Morse Index Stability for Sequences of Sacks-Uhlenbeck Maps into a Sphere
Francesca Da Lio, Tristan Rivière, Dominik Schlagenhauf
TL;DR
This work analyzes sequences of $p_k$-harmonic maps into spheres with $p_k>2$ and uniformly bounded energy, establishing $L^2$ and $L^{2,1}$ energy quantization and a precise pointwise gradient control in neck regions. By showing necks do not contribute negative directions to the second variation, the authors prove an upper semicontinuity result for the extended Morse index plus nullity under bubble-tree convergence to a limit consisting of a base map and bubbles. The approach combines a refined Hodge decomposition, Lorentz-space estimates, Wente-type inequalities, entropy-type conditions, and spectral diagonalization with respect to neck weights, extending the DGR22 framework to the Sacks-Uhlenbeck setting for maps into $\mathbb{S}^n$ and yielding robust Morse-theoretic stability for conformally invariant 2D variational problems.
Abstract
In this paper we consider sequences of $p$-harmonic maps, $p>2$, from a closed Riemann surface $Σ$ into the $n$-dimensional sphere $\mathbb{S}^n$ with uniform bounded energy.
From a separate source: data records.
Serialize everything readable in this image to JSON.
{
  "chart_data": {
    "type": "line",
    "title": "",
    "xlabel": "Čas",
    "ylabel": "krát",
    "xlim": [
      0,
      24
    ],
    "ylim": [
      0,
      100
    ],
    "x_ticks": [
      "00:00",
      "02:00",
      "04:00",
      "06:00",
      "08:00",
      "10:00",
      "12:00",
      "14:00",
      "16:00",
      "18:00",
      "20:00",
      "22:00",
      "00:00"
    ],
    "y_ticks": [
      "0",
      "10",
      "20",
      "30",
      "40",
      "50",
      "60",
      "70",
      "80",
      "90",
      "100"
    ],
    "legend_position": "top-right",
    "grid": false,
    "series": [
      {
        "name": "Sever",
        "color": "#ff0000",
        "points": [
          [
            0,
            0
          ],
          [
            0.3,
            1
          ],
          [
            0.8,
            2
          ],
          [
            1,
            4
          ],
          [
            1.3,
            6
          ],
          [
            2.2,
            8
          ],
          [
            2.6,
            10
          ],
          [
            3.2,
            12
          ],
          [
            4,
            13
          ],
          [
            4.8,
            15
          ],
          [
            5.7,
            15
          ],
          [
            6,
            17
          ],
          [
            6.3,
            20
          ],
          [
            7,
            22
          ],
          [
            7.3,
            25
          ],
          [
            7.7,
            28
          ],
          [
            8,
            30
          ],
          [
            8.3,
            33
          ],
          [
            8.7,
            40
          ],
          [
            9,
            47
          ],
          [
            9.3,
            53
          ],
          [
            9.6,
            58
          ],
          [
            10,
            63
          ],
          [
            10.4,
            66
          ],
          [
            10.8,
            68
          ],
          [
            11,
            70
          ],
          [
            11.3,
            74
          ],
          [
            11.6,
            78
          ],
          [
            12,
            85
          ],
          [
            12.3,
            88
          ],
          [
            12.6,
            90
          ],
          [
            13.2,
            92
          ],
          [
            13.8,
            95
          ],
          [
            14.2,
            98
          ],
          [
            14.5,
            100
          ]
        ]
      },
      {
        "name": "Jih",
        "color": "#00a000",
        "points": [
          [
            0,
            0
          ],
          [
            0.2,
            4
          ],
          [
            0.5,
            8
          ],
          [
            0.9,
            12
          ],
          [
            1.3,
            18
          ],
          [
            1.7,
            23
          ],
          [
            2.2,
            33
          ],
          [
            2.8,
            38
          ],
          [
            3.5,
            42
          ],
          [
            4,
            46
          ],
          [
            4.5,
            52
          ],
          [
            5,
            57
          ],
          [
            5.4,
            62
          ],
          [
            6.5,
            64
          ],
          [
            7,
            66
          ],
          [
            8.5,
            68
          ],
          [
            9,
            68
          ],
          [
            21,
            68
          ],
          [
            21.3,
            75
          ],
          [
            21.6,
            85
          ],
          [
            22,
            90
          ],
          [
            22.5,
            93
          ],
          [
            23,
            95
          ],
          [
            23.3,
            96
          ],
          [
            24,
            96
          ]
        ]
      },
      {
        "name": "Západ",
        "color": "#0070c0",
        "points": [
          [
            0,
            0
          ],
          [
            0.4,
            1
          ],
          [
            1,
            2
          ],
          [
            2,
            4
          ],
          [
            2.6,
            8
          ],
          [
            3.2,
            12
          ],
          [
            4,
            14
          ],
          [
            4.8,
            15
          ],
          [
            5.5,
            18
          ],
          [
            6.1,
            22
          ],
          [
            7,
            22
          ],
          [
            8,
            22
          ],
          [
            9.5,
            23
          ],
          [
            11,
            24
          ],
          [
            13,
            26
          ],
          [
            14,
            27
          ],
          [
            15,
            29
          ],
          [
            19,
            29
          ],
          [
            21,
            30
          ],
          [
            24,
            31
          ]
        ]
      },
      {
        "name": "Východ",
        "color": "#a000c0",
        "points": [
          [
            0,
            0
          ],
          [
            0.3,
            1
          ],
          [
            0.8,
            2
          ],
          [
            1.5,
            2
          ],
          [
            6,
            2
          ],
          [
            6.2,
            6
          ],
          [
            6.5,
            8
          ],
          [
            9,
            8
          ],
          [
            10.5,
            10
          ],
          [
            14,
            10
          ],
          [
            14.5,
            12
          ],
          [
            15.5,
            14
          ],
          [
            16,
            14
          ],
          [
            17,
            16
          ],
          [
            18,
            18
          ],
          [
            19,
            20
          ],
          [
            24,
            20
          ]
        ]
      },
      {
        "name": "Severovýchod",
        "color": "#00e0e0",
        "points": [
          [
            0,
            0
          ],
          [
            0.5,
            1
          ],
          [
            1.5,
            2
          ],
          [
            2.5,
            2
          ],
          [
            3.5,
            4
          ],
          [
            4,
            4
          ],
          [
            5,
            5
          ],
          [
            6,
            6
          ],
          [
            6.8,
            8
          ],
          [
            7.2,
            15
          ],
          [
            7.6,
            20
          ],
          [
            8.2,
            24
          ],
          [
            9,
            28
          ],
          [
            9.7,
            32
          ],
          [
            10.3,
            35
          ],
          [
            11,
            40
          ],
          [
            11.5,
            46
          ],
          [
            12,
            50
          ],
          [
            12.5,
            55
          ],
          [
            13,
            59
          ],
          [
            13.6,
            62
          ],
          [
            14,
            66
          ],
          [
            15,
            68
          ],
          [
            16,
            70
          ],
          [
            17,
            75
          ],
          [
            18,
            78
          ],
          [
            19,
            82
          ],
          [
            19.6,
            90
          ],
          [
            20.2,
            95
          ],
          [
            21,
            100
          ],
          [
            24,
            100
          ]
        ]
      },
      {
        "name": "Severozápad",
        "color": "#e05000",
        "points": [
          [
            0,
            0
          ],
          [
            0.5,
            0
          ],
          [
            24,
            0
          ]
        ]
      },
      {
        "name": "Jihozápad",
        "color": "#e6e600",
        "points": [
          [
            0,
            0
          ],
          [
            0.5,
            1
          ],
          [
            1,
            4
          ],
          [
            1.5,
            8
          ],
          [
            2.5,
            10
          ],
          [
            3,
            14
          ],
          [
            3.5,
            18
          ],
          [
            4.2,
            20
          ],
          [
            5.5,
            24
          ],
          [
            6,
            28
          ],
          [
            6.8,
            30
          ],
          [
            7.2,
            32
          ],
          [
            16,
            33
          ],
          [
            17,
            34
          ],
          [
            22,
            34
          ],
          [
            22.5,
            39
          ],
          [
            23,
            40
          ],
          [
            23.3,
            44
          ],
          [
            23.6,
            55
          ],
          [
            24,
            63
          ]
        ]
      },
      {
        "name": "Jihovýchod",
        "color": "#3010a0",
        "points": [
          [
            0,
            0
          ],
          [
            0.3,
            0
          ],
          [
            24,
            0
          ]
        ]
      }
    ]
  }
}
These are critical points of the energy $E_p(u) :=\int_Σ\left( 1+|{\nabla u}|^2\right)^{p/2} \ dvol_Σ.$ Our two main results are an improved pointwise estimate of the gradient in the neck regions around blow up points and the proof that the necks are asymptotically not contributing to the negativity of the second variation of the energy $E_p.$ This allows us, in the spirit of the paper of the first and second authors in collaboration with M. Gianocca {\em Morse index stability for critical points to conformally invariant Lagrangians}, to show the upper semicontinuity of the Morse index plus nullity for sequences of $p$-harmonic maps into a sphere.